Mood said while the young girl’s family is first in her mind, she is also thinking about the first responders and the people — several of whom were children — who witnessed the accident, which happened on one of the town’s main thoroughfa­res.

She said a grief specialist will speak with some of the people dealing with the loss.

A witness to the incident described a scene of terror that shattered the port town’s holiday celebratio­n.

Vance Webb said he noticed the float stop and heard screaming. He said the entire scene descended into “mayhem” as people realized what had happened.

“People within 50 feet of it — none of us are OK. All the adults were crying. Everywhere I saw, there were hundreds of people crying,” Webb said.

On Sunday, Nova Scotia RCMP spokespers­on Cpl. Dal Hutchinson said the investigat­ion is ongoing, and noted that officers are taking particular care due to the sensitive nature of the tragedy.

The incident was too traumatic to take proper statements from the girl’s parents and the person driving the float, he said, but “over time” police will speak with them.

“People are focusing on the fact that this little girl’s life was taken last night as the result of a tragic incident,” he said.

Parade organizers did not immediatel­y respond to a request for comment on Sunday, but in a Facebook post on the Yarmouth Christmas Parade of Lights Facebook page, they said they were “devastated by the traumatic accident” during the parade.
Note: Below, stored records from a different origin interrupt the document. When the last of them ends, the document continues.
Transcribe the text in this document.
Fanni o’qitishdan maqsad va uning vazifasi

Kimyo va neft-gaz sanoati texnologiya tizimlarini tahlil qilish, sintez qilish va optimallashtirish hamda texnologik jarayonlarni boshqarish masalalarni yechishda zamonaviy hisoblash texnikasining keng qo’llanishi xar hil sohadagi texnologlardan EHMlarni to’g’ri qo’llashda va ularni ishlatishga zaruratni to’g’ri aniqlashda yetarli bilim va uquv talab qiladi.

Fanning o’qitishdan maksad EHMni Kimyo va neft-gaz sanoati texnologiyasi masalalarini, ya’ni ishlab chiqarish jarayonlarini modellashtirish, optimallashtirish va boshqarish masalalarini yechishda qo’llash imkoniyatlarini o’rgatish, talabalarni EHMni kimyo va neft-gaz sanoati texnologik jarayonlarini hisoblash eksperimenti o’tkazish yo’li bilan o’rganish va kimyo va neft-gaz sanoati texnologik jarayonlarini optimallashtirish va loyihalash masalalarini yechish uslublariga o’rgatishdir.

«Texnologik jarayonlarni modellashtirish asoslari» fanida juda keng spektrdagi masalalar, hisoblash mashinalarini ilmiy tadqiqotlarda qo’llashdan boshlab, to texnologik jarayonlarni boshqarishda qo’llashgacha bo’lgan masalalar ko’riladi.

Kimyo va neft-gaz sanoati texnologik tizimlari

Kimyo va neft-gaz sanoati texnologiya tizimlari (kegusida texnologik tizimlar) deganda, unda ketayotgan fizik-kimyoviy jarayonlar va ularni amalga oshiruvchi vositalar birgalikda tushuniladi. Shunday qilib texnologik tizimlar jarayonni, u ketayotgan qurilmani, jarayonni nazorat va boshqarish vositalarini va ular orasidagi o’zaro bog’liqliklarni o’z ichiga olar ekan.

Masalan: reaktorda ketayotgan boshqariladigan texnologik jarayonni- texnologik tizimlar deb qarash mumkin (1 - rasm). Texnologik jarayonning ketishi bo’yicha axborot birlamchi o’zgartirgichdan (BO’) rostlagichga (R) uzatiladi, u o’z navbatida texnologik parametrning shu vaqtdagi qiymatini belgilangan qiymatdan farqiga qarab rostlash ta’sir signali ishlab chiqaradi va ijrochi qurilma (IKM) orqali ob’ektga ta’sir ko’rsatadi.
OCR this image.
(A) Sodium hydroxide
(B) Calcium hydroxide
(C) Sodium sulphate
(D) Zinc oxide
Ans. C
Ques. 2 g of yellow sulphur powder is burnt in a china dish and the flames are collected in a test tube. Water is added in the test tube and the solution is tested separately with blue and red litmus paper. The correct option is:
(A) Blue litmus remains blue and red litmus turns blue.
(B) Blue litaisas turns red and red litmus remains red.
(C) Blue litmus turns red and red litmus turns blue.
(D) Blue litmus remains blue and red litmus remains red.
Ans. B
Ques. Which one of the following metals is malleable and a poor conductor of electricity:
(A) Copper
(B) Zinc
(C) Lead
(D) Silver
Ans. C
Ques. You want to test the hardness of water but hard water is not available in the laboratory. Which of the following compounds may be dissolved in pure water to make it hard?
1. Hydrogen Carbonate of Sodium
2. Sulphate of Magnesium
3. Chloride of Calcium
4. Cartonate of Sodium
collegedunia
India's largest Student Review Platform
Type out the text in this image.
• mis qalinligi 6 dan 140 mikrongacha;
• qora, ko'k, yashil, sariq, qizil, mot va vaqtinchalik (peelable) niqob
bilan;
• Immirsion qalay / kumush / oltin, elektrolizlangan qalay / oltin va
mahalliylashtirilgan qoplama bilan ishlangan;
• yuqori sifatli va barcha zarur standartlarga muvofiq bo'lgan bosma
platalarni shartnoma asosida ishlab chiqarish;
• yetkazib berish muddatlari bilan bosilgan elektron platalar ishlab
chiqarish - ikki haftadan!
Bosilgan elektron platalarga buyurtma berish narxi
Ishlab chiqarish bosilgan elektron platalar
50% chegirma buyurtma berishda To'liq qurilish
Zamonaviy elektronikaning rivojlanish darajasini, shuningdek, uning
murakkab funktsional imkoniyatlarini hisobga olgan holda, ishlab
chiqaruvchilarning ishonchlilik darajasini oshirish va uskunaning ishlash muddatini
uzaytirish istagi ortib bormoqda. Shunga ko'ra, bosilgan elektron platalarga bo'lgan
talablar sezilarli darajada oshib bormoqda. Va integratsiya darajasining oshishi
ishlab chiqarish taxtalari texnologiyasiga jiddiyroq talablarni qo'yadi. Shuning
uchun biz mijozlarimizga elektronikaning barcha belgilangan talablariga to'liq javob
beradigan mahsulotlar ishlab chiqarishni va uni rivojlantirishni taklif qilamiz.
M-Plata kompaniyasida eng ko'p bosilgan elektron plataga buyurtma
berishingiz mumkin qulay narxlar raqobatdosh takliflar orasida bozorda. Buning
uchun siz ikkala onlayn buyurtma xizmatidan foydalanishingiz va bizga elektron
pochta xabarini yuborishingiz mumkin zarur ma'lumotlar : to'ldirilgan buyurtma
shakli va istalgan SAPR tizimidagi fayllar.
“We, along with the community, mourn the family’s loss and are praying for everyone affected,” the post read.

Condolence­s are pouring in on social media, with some encouragin­g residents to help support the girl’s grieving parents.

The incident hit home for Chellesey Lusk, a Yarmouth woman who lost her infant son to SIDS in January. She said she wants to use her own experience with grief to help the family.

Lusk has been asking residents to make donations to help the girl’s parents with funeral costs.